Matcha tea also stems from the Camellia sinensis plant. However, it undergoes different harvesting and processing steps than green tea. 

First, matcha tea leaves are grown in the shade during harvest. This shading process allows them to grow protected from sunlight which helps them develop unique properties. 

When harvested, the leaves are dried rather than heated. In addition, the stems and veins are removed so that the leaves can be ground into a fine powder. The powder can then be mixed into beverages or used in recipes.  

Matcha powder has a similar earthy, vegetable-like taste to green tea but can also have bitter or sweet undertones. It has a distinct bright green hue. One serving contains anywhere from 20 to 45 mg of caffeine. 

 

Green Tea Vs. Matcha Green Tea 

The differences between green tea and matcha green tea largely stem from how they are each processed and prepared.   

Green tea is heated then dried after harvest, whereas matcha green tea is just dried. On the other hand, matcha green tea leaves have their stems and veins removed before being grounded into a powder during processing. Green tea leaves do not undergo this process. 

Green tea and matcha green tea are also prepared and served differently. Green tea comes in a tea bag and is steeped to make tea. Matcha tea, on the other hand, comes in powder form and is whisked with hot water to form a foamy texture.  
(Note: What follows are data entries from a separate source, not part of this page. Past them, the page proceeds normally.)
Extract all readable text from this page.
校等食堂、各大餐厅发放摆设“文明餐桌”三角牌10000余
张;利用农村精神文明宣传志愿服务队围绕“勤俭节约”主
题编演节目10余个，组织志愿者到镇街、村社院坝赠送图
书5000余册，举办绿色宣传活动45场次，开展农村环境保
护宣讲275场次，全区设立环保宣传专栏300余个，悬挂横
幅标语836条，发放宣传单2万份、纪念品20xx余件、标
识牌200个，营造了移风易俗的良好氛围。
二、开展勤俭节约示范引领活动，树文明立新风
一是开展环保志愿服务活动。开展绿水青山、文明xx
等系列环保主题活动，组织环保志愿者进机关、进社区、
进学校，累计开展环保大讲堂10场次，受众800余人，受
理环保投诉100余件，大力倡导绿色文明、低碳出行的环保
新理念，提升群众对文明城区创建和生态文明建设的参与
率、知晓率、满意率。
Matcha has a bolder taste than green tea, making it great for beverages and recipes alike. Its versatility, higher caffeine content, and unique preparation process generally makes matcha tea more expensive than green tea. 

 

However, whether you opt for green tea or matcha tea is totally up to preference. Both are soothing yet energizing beverages that can be great additions to your daily routine.